Description

Algorithms and data structures ID1021
Johan Montelius
Introduction
Searching for a key in an unsorted array is as you probably now know quite expensive. If the elements in the array are not sorted, the only way to find an element is to go through the whole data structure. As you will learn things will become much easier if the array is sorted.
A first try
Let’s start by setting up a benchmark where we search through an unsorted array. The search procedure is of course a simple loop through all the elements in the array, let’s call this method search unsorted.
public static boolean search_unsorted(int[] array, int key) {
for (int index = 0; index < array.length ; index++) {
if (array[index] == key) {
return true;
} } return false;
}
Set up the rest of a benchmark and do some measurements for a growing number of elements in the array. Describe the relationship between the size of the array and the time it takes to do the search
Now, if we know that the array is sorted we can of course do a quick optimization – we can stop the search once the next element in the array is larger then the key that we are looking for. Set up a benchmark where you experiment different data sizes. This is one way of generating a sorted array (no duplicates):
private static int[] sorted(int n) { Random rnd = new Random(); int[] array = new int[n]; int nxt = 0; for (int i = 0; i < n ; i++) { nxt += rnd.nextInt(10) + 1; array[i] = nxt;
} return array;
}
Without running an experiment, estimate how long time it would take to search through an array of a million entries? It might not sound very much but if our program constantly does search operations it will add up. There smarter things we can do and this will allow us to handle much larger data sets in reasonable time.
Binary search
The trick that we will do is what you would do if you searched for a word in a dictionary, a name in a phone book or a chapter in a book. You would not start on page one and look at one page at a time, you would jump to a page where you think it is likely to find the item and then jump a bit forward or backward depending on what you find on that page. After some jumps you have found the item you’re looking for.

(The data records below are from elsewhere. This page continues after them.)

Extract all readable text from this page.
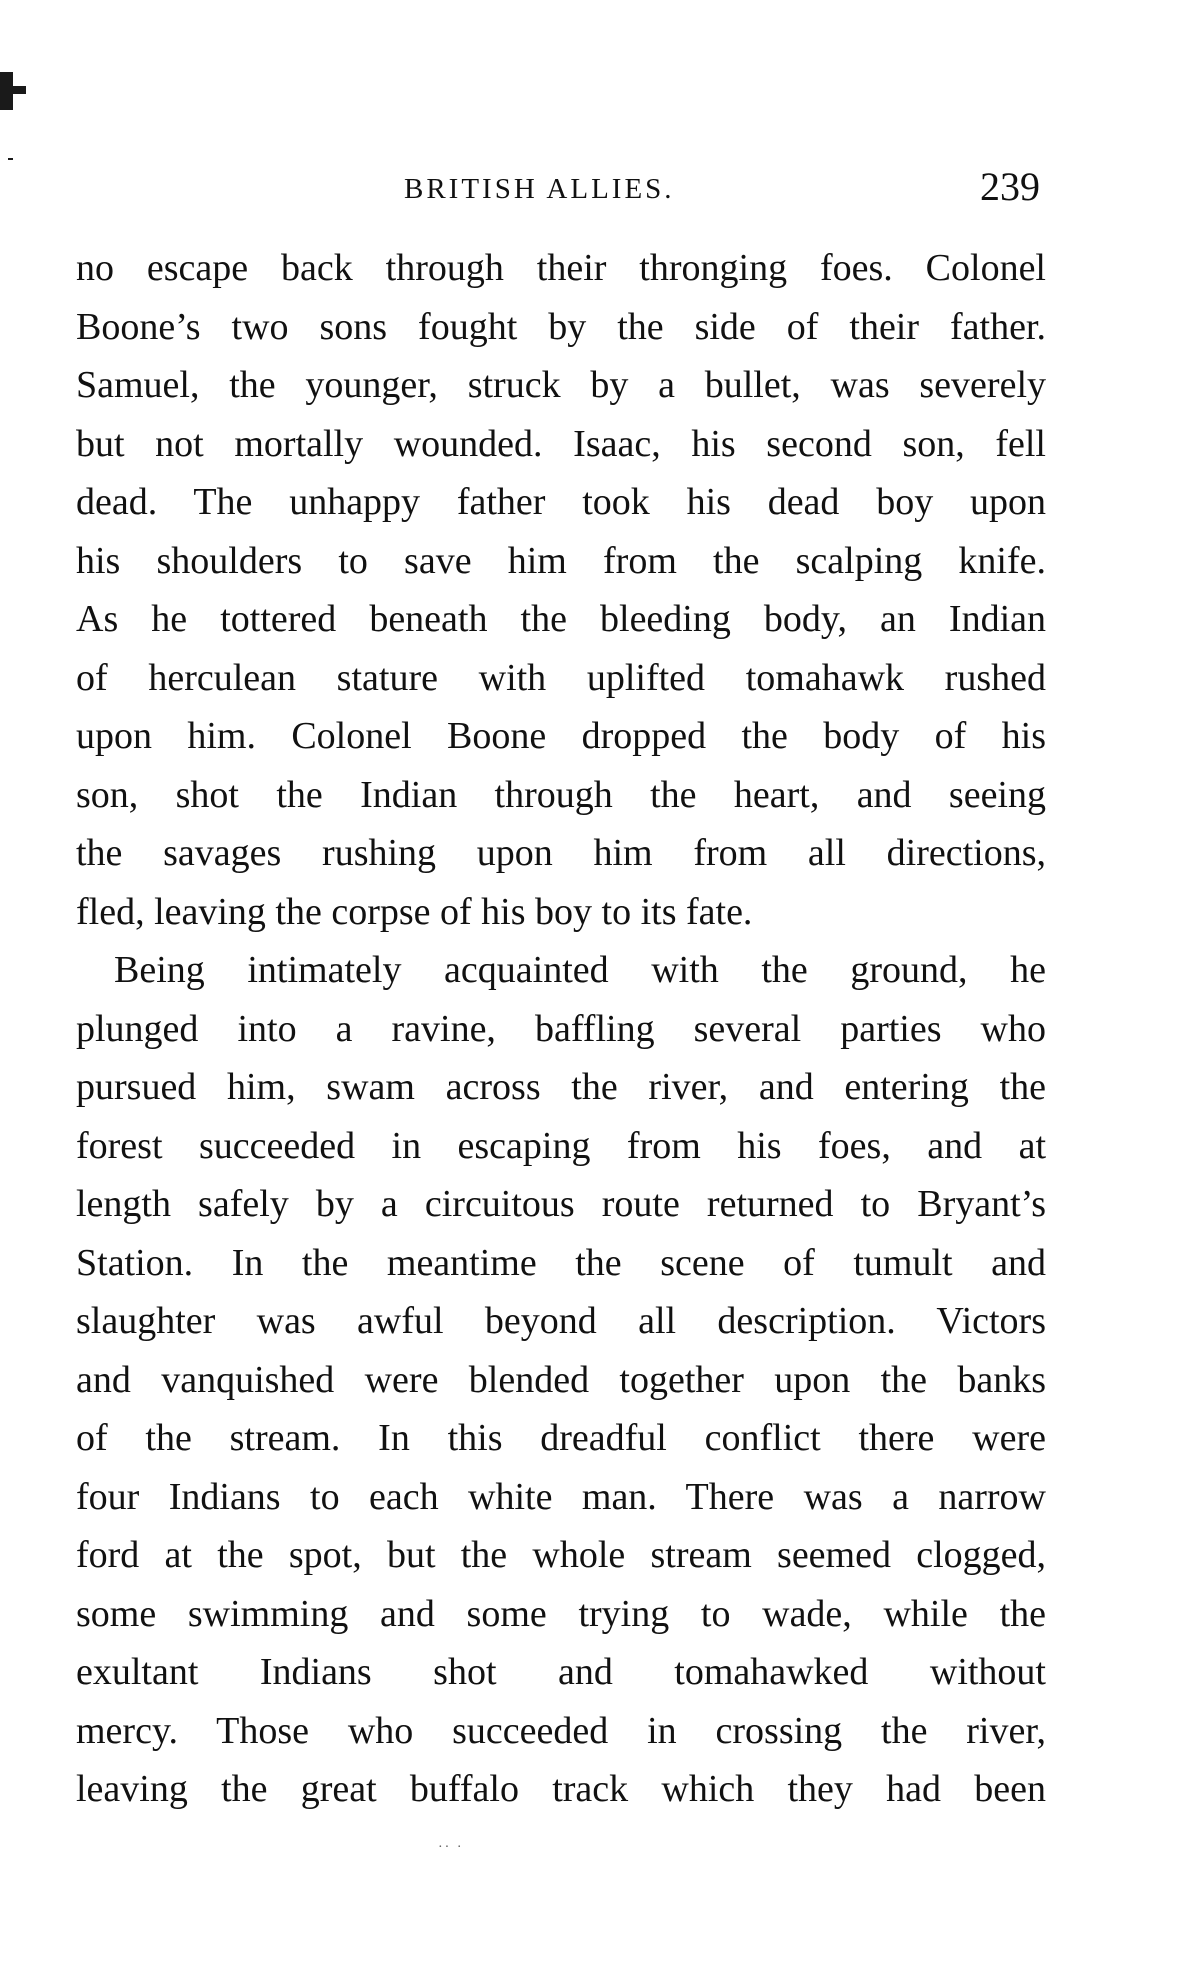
BRITISH ALLIES.	239
no escape back through their thronging foes. Colonel
Boone’s two sons fought by the side of their father.
Samuel, the younger, struck by a bullet, was severely
but not mortally wounded. Isaac, his second son, fell
dead. The unhappy father took his dead boy upon
his shoulders to save him from the scalping knife.
As he tottered beneath the bleeding body, an Indian
of herculean stature with uplifted tomahawk rushed
upon him. Colonel Boone dropped the body of his
son, shot the Indian through the heart, and seeing
the savages rushing upon him from all directions,
fled, leaving the corpse of his boy to its fate.
Being intimately acquainted with the ground, he
plunged into a ravine, baffling several parties who
pursued him, swam across the river, and entering the
forest succeeded in escaping from his foes, and at
length safely by a circuitous route returned to Bryant’s
Station. In the meantime the scene of tumult and
slaughter was awful beyond all description. Victors
and vanquished were blended together upon the banks
of the stream. In this dreadful conflict there were
four Indians to each white man. There was a narrow
ford at the spot, but the whole stream seemed clogged,
some swimming and some trying to wade, while the
exultant Indians shot and tomahawked without
mercy. Those who succeeded in crossing the river,
leaving the great buffalo track which they had been
·· ·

If we want to describe a general algorithm we could say that one should jump to the middle of the book and then jump either one quarter forward or backwards. In each round we will examine the page we jump and make smaller and smaller jumps.
When we implement this algorithm we need to keep track off the first possible page and the last possible page. If we know this we can find the index in the middle and examine that page. If we find what we’re looking for all is well but if not we determine if we should update the first or last possible page. It could of course be the case that we have have no pages to jump to and in this case we know that the item that we are looking for is not in the book.
This algorithm is called binary search and is very efficient. There are of course many ways to encode it but here is some skeleton code that will get you started:
public static boolean binary_search(int[] array, int key) {
int first = 0; int last = array.length-1; while (true) {
// jump to the middle int index = ……. ;
if (array[index] == key) { // hmm what now?
:
} if (array[index] < key && index < last) {
// The index position holds something that is less than // what we’re looking for, what is the first possible page? first = …… ; continue;
} if (array[index] > key && index > first) {
// The index position holds something that is larger than // what we’re looking for, what is the last possible page?
last = …… ;
continue;
}
// Why do we land here? What shoudl we do?
: } return false;
}
Re-run your benchmarks but now using the binary search. Report the execution time and describe a function that given the size of the array roughly describes the execution time. How long time does it take to search through an array of one million items? Without running an experiment above 16M, how long time do you estimate that it would take to search through an array of 64M items? Give it a try – how well did you estimate the execution time?
Even better
Remember the task you had in a previous assignment where you found all duplicates in two unsorted arrays. For each of the items in the first array you searched through the whole second array looking for duplicates. How would this strategy change if you would be given two sorted arrays?
If the arrays are sorted we could as before go through the first list, item by item, but we could now be smart when looking through the second list. We could use our implementation of the binary search algorithm and determine if a duplicate is found. Do some benchmark and present the improvement in run time that you get. Can we do even better?
Let’s rewrite the algorithm and do as follows. Keep track of the next element in the first list. If the next element in the second list is smaller than the next in the first, then move forward in the second list. If it is equal (and then we found a duplicate) or greater then we move forward in the first list.
Assume that the two arrays themselves do not contain any duplicates (use the generator in the previous example). Run some benchmarks and compare the execution time with the run time in your previous assignment, the version using binary search and your final version.
the cost of sorting
Working with sorted data is much more efficient than working with unsorted data. The problem is of course that not all data is sorted so the question is how hard it is to sort data. In the last experiment the question is if it is worth first sorting the two arrays before doing the search for duplicates. How expensive is it to sort an array and what algorithms do we have – this will be the question of the next assignment.